When he returned she told him it was far too late and the baby was being born. Tony Molloy began delivering his daughter. The infant was ashen gray in color and not breathing. It too was born with the cord around its neck. Remembering birthing videos he had watched Tony removed the cord from the child's neck and slapped her on the back to start her breathing. Tony said: "She was grey and not breathing. I was talking to her, saying 'come on little one, breathe for daddy."

When the NHS hospital was asked by the media about their sending a very, very pregnant woman home, without being helped, the hospital spokesman said: "We would encourage the family to contact our patient advice service if they have any concerns over the care received." Actually wouldn't that be "over the care NOT received?"

There is no magic in cutting health care costs—just cut health care. That is how it is done in England and that is how it can be done in the US. You do get what you pay for. Pay for less, get less. It's not that hard to understand.
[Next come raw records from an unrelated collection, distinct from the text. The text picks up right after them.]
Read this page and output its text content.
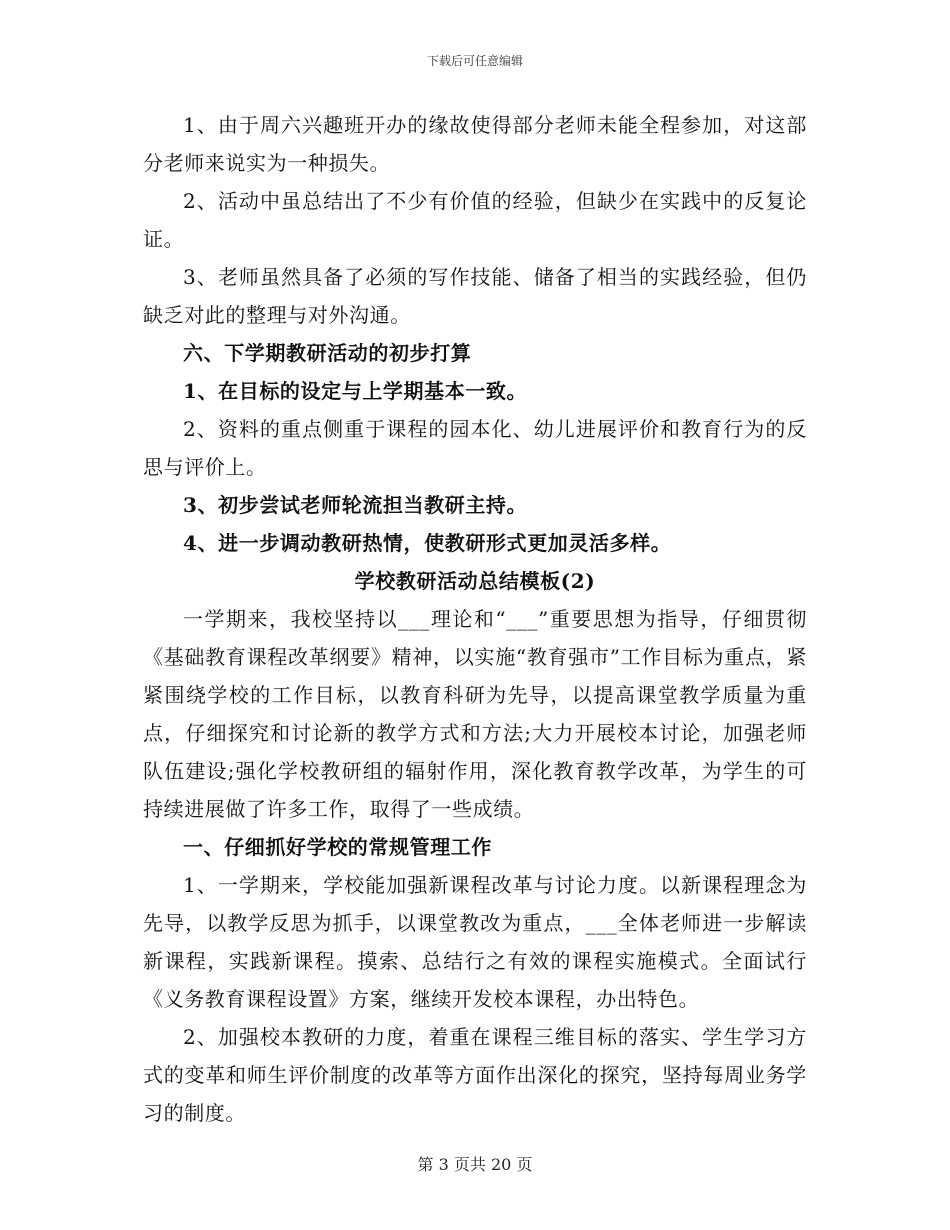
下载后可任意编辑

1、由于周六兴趣班开办的缘故使得部分老师未能全程参加，对这部分老师来说实为一种损失。

2、活动中虽总结出了不少有价值的经验，但缺少在实践中的反复论证。

3、老师虽然具备了必须的写作技能、储备了相当的实践经验，但仍缺乏对此的整理与对外沟通。

六、下学期教研活动的初步打算

1、在目标的设定与上学期基本一致。

2、资料的重点侧重于课程的园本化、幼儿进展评价和教育行为的反思与评价上。

3、初步尝试老师轮流担当教研主持。

4、进一步调动教研热情，使教研形式更加灵活多样。

学校教研活动总结模板(2)

一学期来，我校坚持以___理论和“___”重要思想为指导，仔细贯彻《基础教育课程改革纲要》精神，以实施“教育强市”工作目标为重点，紧紧围绕学校的工作目标，以教育科研为先导，以提高课堂教学质量为重点，仔细探究和讨论新的教学方式和方法;大力开展校本讨论，加强老师队伍建设;强化学校教研组的辐射作用，深化教育教学改革，为学生的可持续进展做了许多工作，取得了一些成绩。

一、仔细抓好学校的常规管理工作

1、一学期来，学校能加强新课程改革与讨论力度。以新课程理念为先导，以教学反思为抓手，以课堂教改为重点，___全体老师进一步解读新课程，实践新课程。摸索、总结行之有效的课程实施模式。全面试行《义务教育课程设置》方案，继续开发校本课程，办出特色。

2、加强校本教研的力度，着重在课程三维目标的落实、学生学习方式的变革和师生评价制度的改革等方面作出深化的探究，坚持每周业务学习的制度。

第 3 页共 20 页
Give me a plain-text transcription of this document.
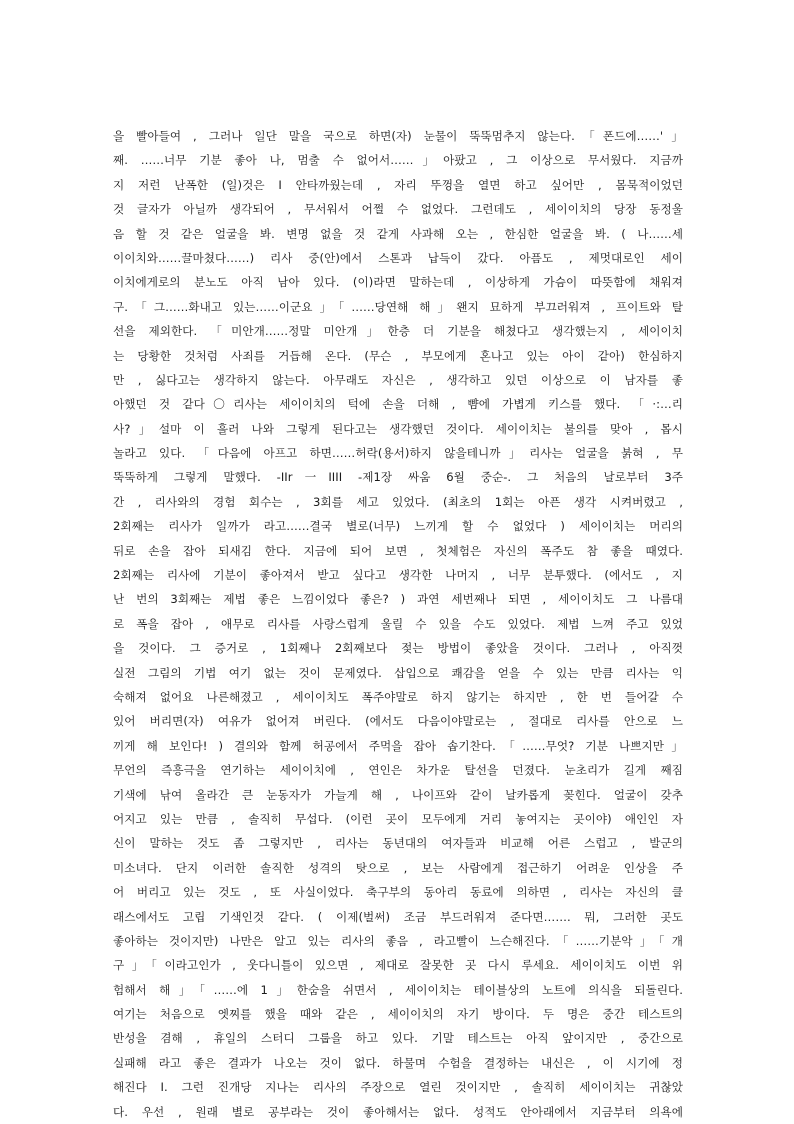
을 빨아들여 , 그러나 일단 말을 국으로 하면(자) 눈물이 뚝뚝멈추지 않는다.「폰드에……'」
째. ……너무 기분 좋아 나, 멈출 수 없어서……」아팠고 , 그 이상으로 무서웠다. 지금까
지 저런 난폭한 (일)것은 I 안타까웠는데 , 자리 뚜껑을 열면 하고 싶어만 , 몸묵적이었던
것 글자가 아닐까 생각되어 , 무서워서 어쩔 수 없었다. 그런데도 , 세이이치의 당장 동정울
음 할 것 같은 얼굴을 봐. 변명 없을 것 같게 사과해 오는 , 한심한 얼굴을 봐. ( 나……세
이이치와……끌마쳤다……) 리사 중(안)에서 스톤과 납득이 갔다. 아픔도 , 제멋대로인 세이
이치에게로의 분노도 아직 남아 있다. (이)라면 말하는데 , 이상하게 가슴이 따뜻함에 채워져
구.「그……화내고 있는……이군요」「……당연해 해」왠지 묘하게 부끄러워져 , 프이트와 탈
선을 제외한다. 「미안개……정말 미안개」한층 더 기분을 해쳤다고 생각했는지 , 세이이치
는 당황한 것처럼 사죄를 거듭해 온다. (무슨 , 부모에게 혼나고 있는 아이 같아) 한심하지
만 , 싫다고는 생각하지 않는다. 아무래도 자신은 , 생각하고 있던 이상으로 이 남자를 좋
아했던 것 같다〇리사는 세이이치의 턱에 손을 더해 , 뺨에 가볍게 키스를 했다. 「·:…리
사?」설마 이 흘러 나와 그렇게 된다고는 생각했던 것이다. 세이이치는 불의를 맞아 , 몹시
놀라고 있다. 「다음에 아프고 하면……허락(용서)하지 않을테니까」리사는 얼굴을 붉혀 , 무
뚝뚝하게 그렇게 말했다. -IIr一IIII -제1장 싸움 6월 중순-. 그 처음의 날로부터 3주
간 , 리사와의 경험 회수는 , 3회를 세고 있었다. (최초의 1회는 아픈 생각 시켜버렸고 ,
2회째는 리사가 일까가 라고……결국 별로(너무) 느끼게 할 수 없었다 ) 세이이치는 머리의
뒤로 손을 잡아 되새김 한다. 지금에 되어 보면 , 첫체험은 자신의 폭주도 참 좋을 때였다.
2회째는 리사에 기분이 좋아져서 받고 싶다고 생각한 나머지 , 너무 분투했다. (에서도 , 지
난 번의 3회째는 제법 좋은 느낌이었다 좋은? ) 과연 세번째나 되면 , 세이이치도 그 나름대
로 폭을 잡아 , 애무로 리사를 사랑스럽게 울릴 수 있을 수도 있었다. 제법 느껴 주고 있었
을 것이다. 그 증거로 , 1회째나 2회째보다 젖는 방법이 좋았을 것이다. 그러나 , 아직껏
실전 그림의 기법 여기 없는 것이 문제였다. 삽입으로 쾌감을 얻을 수 있는 만큼 리사는 익
숙해져 없어요 나른해졌고 , 세이이치도 폭주야말로 하지 않기는 하지만 , 한 번 들어갈 수
있어 버리면(자) 여유가 없어져 버린다. (에서도 다음이야말로는 , 절대로 리사를 안으로 느
끼게 해 보인다! ) 결의와 함께 허공에서 주먹을 잡아 솝기찬다.「……무엇? 기분 나쁘지만」
무언의 즉흥극을 연기하는 세이이치에 , 연인은 차가운 탈선을 던졌다. 눈초리가 길게 째짐
기색에 낚여 올라간 큰 눈동자가 가늘게 해 , 나이프와 같이 날카롭게 꽂힌다. 얼굴이 갖추
어지고 있는 만큼 , 솔직히 무섭다. (이런 곳이 모두에게 거리 놓여지는 곳이야) 애인인 자
신이 말하는 것도 좀 그렇지만 , 리사는 동년대의 여자들과 비교해 어른 스럽고 , 발군의
미소녀다. 단지 이러한 솔직한 성격의 탓으로 , 보는 사람에게 접근하기 어려운 인상을 주
어 버리고 있는 것도 , 또 사실이었다. 축구부의 동아리 동료에 의하면 , 리사는 자신의 클
래스에서도 고립 기색인것 같다. ( 이제(벌써) 조금 부드러워져 준다면……. 뭐, 그러한 곳도
좋아하는 것이지만) 나만은 알고 있는 리사의 좋음 , 라고빨이 느슨해진다.「……기분악」「개
구」「이라고인가 , 웃다니틀이 있으면 , 제대로 잘못한 곳 다시 루세요. 세이이치도 이번 위
험해서 해」「……에 1」한숨을 쉬면서 , 세이이치는 테이블상의 노트에 의식을 되돌린다.
여기는 처음으로 엣찌를 했을 때와 같은 , 세이이치의 자기 방이다. 두 명은 중간 테스트의
반성을 겸해 , 휴일의 스터디 그룹을 하고 있다. 기말 테스트는 아직 앞이지만 , 중간으로
실패해 라고 좋은 결과가 나오는 것이 없다. 하물며 수험을 결정하는 내신은 , 이 시기에 정
해진다 I. 그런 진개당 지나는 리사의 주장으로 열린 것이지만 , 솔직히 세이이치는 귀찮았
다. 우선 , 원래 별로 공부라는 것이 좋아해서는 없다. 성적도 안아래에서 지금부터 의욕에
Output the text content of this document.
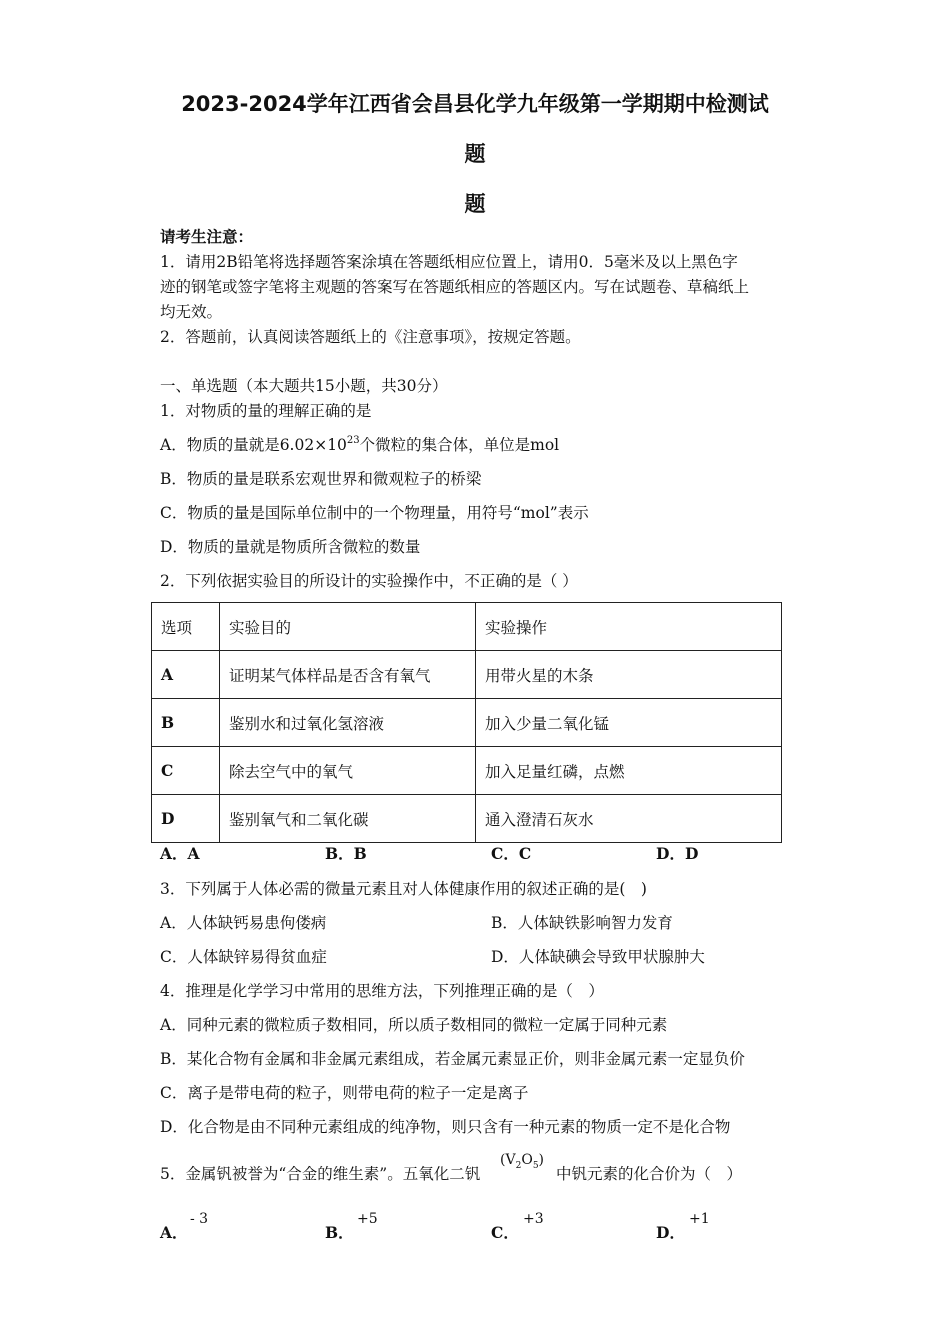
2023-2024学年江西省会昌县化学九年级第一学期期中检测试
题
题
请考生注意：
1．请用2B铅笔将选择题答案涂填在答题纸相应位置上，请用0．5毫米及以上黑色字
迹的钢笔或签字笔将主观题的答案写在答题纸相应的答题区内。写在试题卷、草稿纸上
均无效。
2．答题前，认真阅读答题纸上的《注意事项》，按规定答题。
一、单选题（本大题共15小题，共30分）
1．对物质的量的理解正确的是
A．物质的量就是$6.02\times 10^{23}$个微粒的集合体，单位是mol
B．物质的量是联系宏观世界和微观粒子的桥梁
C．物质的量是国际单位制中的一个物理量，用符号“mol”表示
D．物质的量就是物质所含微粒的数量
2．下列依据实验目的所设计的实验操作中，不正确的是（ ）
选项	实验目的	实验操作
A	证明某气体样品是否含有氧气	用带火星的木条
B	鉴别水和过氧化氢溶液	加入少量二氧化锰
C	除去空气中的氧气	加入足量红磷，点燃
D	鉴别氧气和二氧化碳	通入澄清石灰水
A．A	B．B	C．C	D．D
3．下列属于人体必需的微量元素且对人体健康作用的叙述正确的是(　)
A．人体缺钙易患佝偻病	B．人体缺铁影响智力发育
C．人体缺锌易得贫血症	D．人体缺碘会导致甲状腺肿大
4．推理是化学学习中常用的思维方法，下列推理正确的是（　）
A．同种元素的微粒质子数相同，所以质子数相同的微粒一定属于同种元素
B．某化合物有金属和非金属元素组成，若金属元素显正价，则非金属元素一定显负价
C．离子是带电荷的粒子，则带电荷的粒子一定是离子
D．化合物是由不同种元素组成的纯净物，则只含有一种元素的物质一定不是化合物
5．金属钒被誉为“合金的维生素”。五氧化二钒
$(V_2O_5)$
中钒元素的化合价为（　）
A．
- 3
B．
+5
C．
+3
D．
+1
So why does the Left believe that Obama is some messiah who can magically take "a loaf of health care," bless it, and pass it around so that everyone has as much as they want at no additional cost? When government controls health care it saves money by denying treatments and services to people.

Consider poor Ms. Blake. Had she lived in the US, she would have called the ambulance saying she was in labor. It would have showed up and the cost of that would be added to America's health care costs. She would have gone to hospital where she would have had the child, again racking up costs toward the US health care total. All that care, in the current debate, would be counted AGAINST America's health care costs and would be considered a bad thing.

In contrast, in the UK, she was told to walk to hospital, to save on ambulance costs. She delivered on the sidewalk with care given by someone not being paid by the NHS to deliver that service. All that added up to health care savings for the NHS. And, based on the tenor of the debate over Obamacare the costs show that NHS service is superior to health services in the US precisely because the NHS doesn't cost as much. Imagine how efficient the NHS would look if it had patients perform their own heart bypass at home! (Sort of the way NHS patients were forced to pull their own teeth because the government rationed dental care.)